Lightmap Resolution?

Blitz3D Forums/Blitz3D Programming/Lightmap Resolution?

mrtricks(Posted 2004) [#1]
Those of you working with lightmaps a lot in your levels... what sort of lightmap resolution do you think is an acceptable minimum? I mean, in terms of pixels per VIRTUAL METRE. That is, if you are in a virtual room 6 metres by 6 metres, normal height, how many pixels across per wall do you think would look okay? I'm talking minimums before it looks really shoddy. What sort of resolutions are you working at, on average?

Or is that a REALLY vague question?


jfk EO-11110(Posted 2004) [#2]
It's not really a Meter per Texel Question, more a number of lights and level complexity matter IMHO.

I use 512*512 for all Indoor Levels, this works pretty good. At least in Maplet I found it's looking better when the texels are not too small so their contours are softer.


Warren(Posted 2004) [#3]
Why not try a few and see what looks good? Not trying to be a smart ass, but it really can't take that long...


Shambler(Posted 2004) [#4]
I use 256*256 when arranging the scene then usually 512*512 for a final render.


jhocking(Posted 2004) [#5]
That's a pretty vague question because, as with any other sort of resolution (textures, polygon counts, etc.) an acceptable minimum depends on a large number of factors, none of which you really specified. For example, how close is the camera to your level surfaces? Fairly obviously, you will need higher res lightmaps in situations where the camera gets really close. Then of course you used entirely subjective terms like "look okay" and "shoddy."
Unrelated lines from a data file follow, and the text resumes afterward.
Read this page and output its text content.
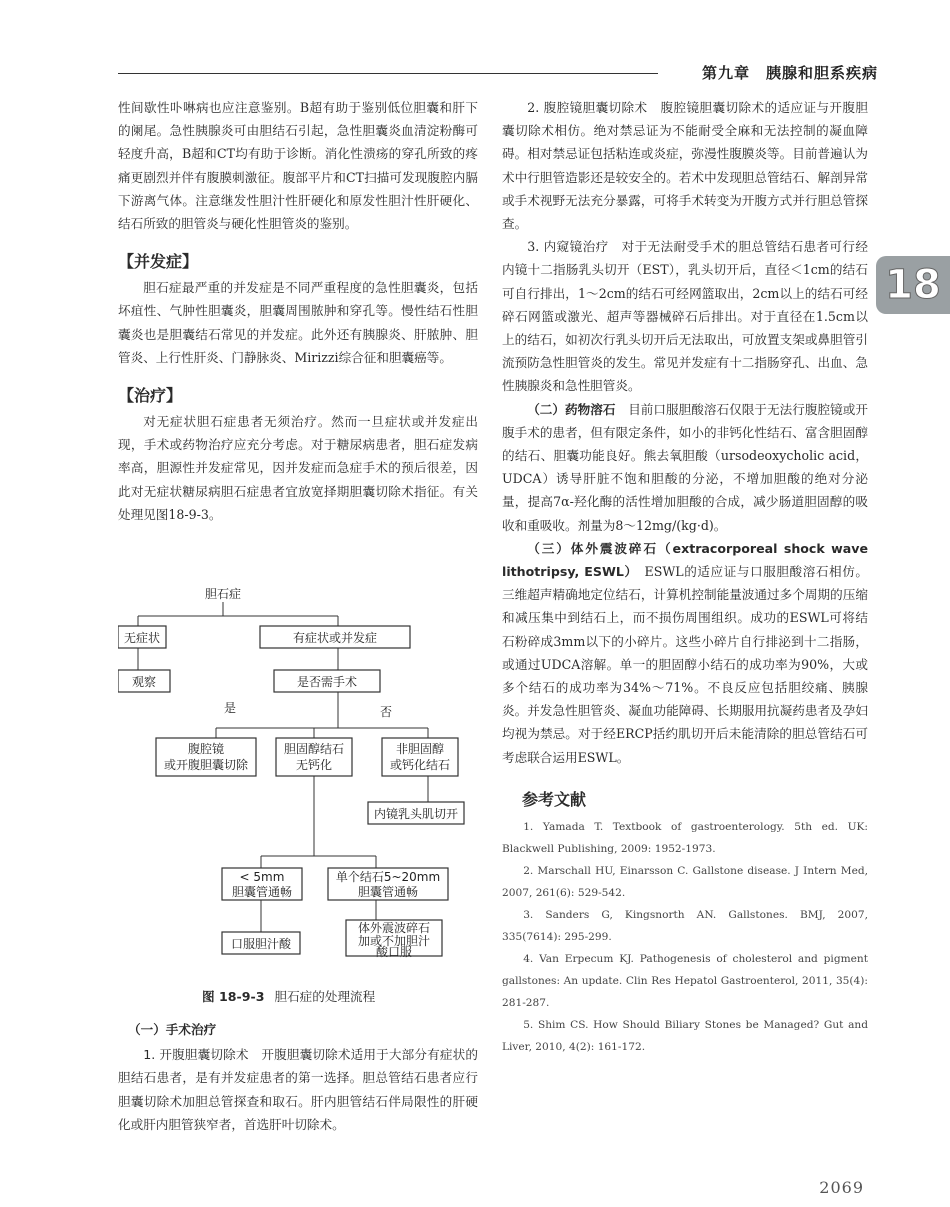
第九章　胰腺和胆系疾病
18

性间歇性卟啉病也应注意鉴别。B超有助于鉴别低位胆囊和肝下的阑尾。急性胰腺炎可由胆结石引起，急性胆囊炎血清淀粉酶可轻度升高，B超和CT均有助于诊断。消化性溃疡的穿孔所致的疼痛更剧烈并伴有腹膜刺激征。腹部平片和CT扫描可发现腹腔内膈下游离气体。注意继发性胆汁性肝硬化和原发性胆汁性肝硬化、结石所致的胆管炎与硬化性胆管炎的鉴别。

【并发症】

胆石症最严重的并发症是不同严重程度的急性胆囊炎，包括坏疽性、气肿性胆囊炎，胆囊周围脓肿和穿孔等。慢性结石性胆囊炎也是胆囊结石常见的并发症。此外还有胰腺炎、肝脓肿、胆管炎、上行性肝炎、门静脉炎、Mirizzi综合征和胆囊癌等。

【治疗】

对无症状胆石症患者无须治疗。然而一旦症状或并发症出现，手术或药物治疗应充分考虑。对于糖尿病患者，胆石症发病率高，胆源性并发症常见，因并发症而急症手术的预后很差，因此对无症状糖尿病胆石症患者宜放宽择期胆囊切除术指征。有关处理见图18-9-3。

胆石症
无症状	有症状或并发症
观察	是否需手术
是	否
腹腔镜
或开腹胆囊切除
胆固醇结石
无钙化
非胆固醇
或钙化结石
内镜乳头肌切开
< 5mm
胆囊管通畅
单个结石5~20mm
胆囊管通畅
口服胆汁酸
体外震波碎石
加或不加胆汁
酸口服
图 18-9-3 胆石症的处理流程

（一）手术治疗

1. 开腹胆囊切除术　 开腹胆囊切除术适用于大部分有症状的胆结石患者，是有并发症患者的第一选择。胆总管结石患者应行胆囊切除术加胆总管探查和取石。肝内胆管结石伴局限性的肝硬化或肝内胆管狭窄者，首选肝叶切除术。

2. 腹腔镜胆囊切除术　 腹腔镜胆囊切除术的适应证与开腹胆囊切除术相仿。绝对禁忌证为不能耐受全麻和无法控制的凝血障碍。相对禁忌证包括粘连或炎症，弥漫性腹膜炎等。目前普遍认为术中行胆管造影还是较安全的。若术中发现胆总管结石、解剖异常或手术视野无法充分暴露，可将手术转变为开腹方式并行胆总管探查。

3. 内窥镜治疗　 对于无法耐受手术的胆总管结石患者可行经内镜十二指肠乳头切开（EST），乳头切开后，直径＜1cm的结石可自行排出，1～2cm的结石可经网篮取出，2cm以上的结石可经碎石网篮或激光、超声等器械碎石后排出。对于直径在1.5cm以上的结石，如初次行乳头切开后无法取出，可放置支架或鼻胆管引流预防急性胆管炎的发生。常见并发症有十二指肠穿孔、出血、急性胰腺炎和急性胆管炎。

（二）药物溶石　 目前口服胆酸溶石仅限于无法行腹腔镜或开腹手术的患者，但有限定条件，如小的非钙化性结石、富含胆固醇的结石、胆囊功能良好。熊去氧胆酸（ursodeoxycholic acid，UDCA）诱导肝脏不饱和胆酸的分泌，不增加胆酸的绝对分泌量，提高7α-羟化酶的活性增加胆酸的合成，减少肠道胆固醇的吸收和重吸收。剂量为8～12mg/(kg·d)。

（三）体外震波碎石（extracorporeal shock wave lithotripsy, ESWL）　 ESWL的适应证与口服胆酸溶石相仿。三维超声精确地定位结石，计算机控制能量波通过多个周期的压缩和减压集中到结石上，而不损伤周围组织。成功的ESWL可将结石粉碎成3mm以下的小碎片。这些小碎片自行排泌到十二指肠，或通过UDCA溶解。单一的胆固醇小结石的成功率为90%，大或多个结石的成功率为34%～71%。不良反应包括胆绞痛、胰腺炎。并发急性胆管炎、凝血功能障碍、长期服用抗凝药患者及孕妇均视为禁忌。对于经ERCP括约肌切开后未能清除的胆总管结石可考虑联合运用ESWL。

参考文献

1. Yamada T. Textbook of gastroenterology. 5th ed. UK: Blackwell Publishing, 2009: 1952-1973.

2. Marschall HU, Einarsson C. Gallstone disease. J Intern Med, 2007, 261(6): 529-542.

3. Sanders G, Kingsnorth AN. Gallstones. BMJ, 2007, 335(7614): 295-299.

4. Van Erpecum KJ. Pathogenesis of cholesterol and pigment gallstones: An update. Clin Res Hepatol Gastroenterol, 2011, 35(4): 281-287.

5. Shim CS. How Should Biliary Stones be Managed? Gut and Liver, 2010, 4(2): 161-172.

2069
As for the answers, holy crap! I'm guessing/assuming you are talking about a first-person shooter with a human player character, or at any rate something around that scale. In that case 512x512 is enormous for just one wall. I might use images that large for the main textures but certainly not for the lightmap. Going with a specific example, for a game and levels similar to "Quake 3" I'd be shooting for maybe two 512x512 lightmap textures for the entire level.


mrtricks(Posted 2004) [#6]
Cheers. Yes, I was rather vague. I'm trying out something rather radical, which may mean the looks have to suffer, and may also mean that it falls flat on its face. Hopefully will have a demo sometime in the next ten years. :) Basically it's creatable, and destructible levels, within an FPS framework - to properly hybrid FPS with RTS. Got it working okay in initial tests, but no lighting as yet. Will hopefully make some good progress soon.

As a just-as-vague question, how many 256x256 textures do you reckon you could have in memory, on a low-to-mid system nowadays?


fredborg(Posted 2004) [#7]
If you are going to do fully destructible environments, wouldn't it be better to stick with realtime light? And then prehaps throw in some realtime shadows.


mrtricks(Posted 2004) [#8]
Maybe, but using that at the moment looks a bit crap. I've had some ideas about 'pseudo-realtime' lightmapping and I want to try them before I rule them out. I think realtime shadows would be really difficult because the environments are going to be different each game so I won't be able to use any templates. I don't want to kill performance if suddenly the computer generates hundreds of little shadows!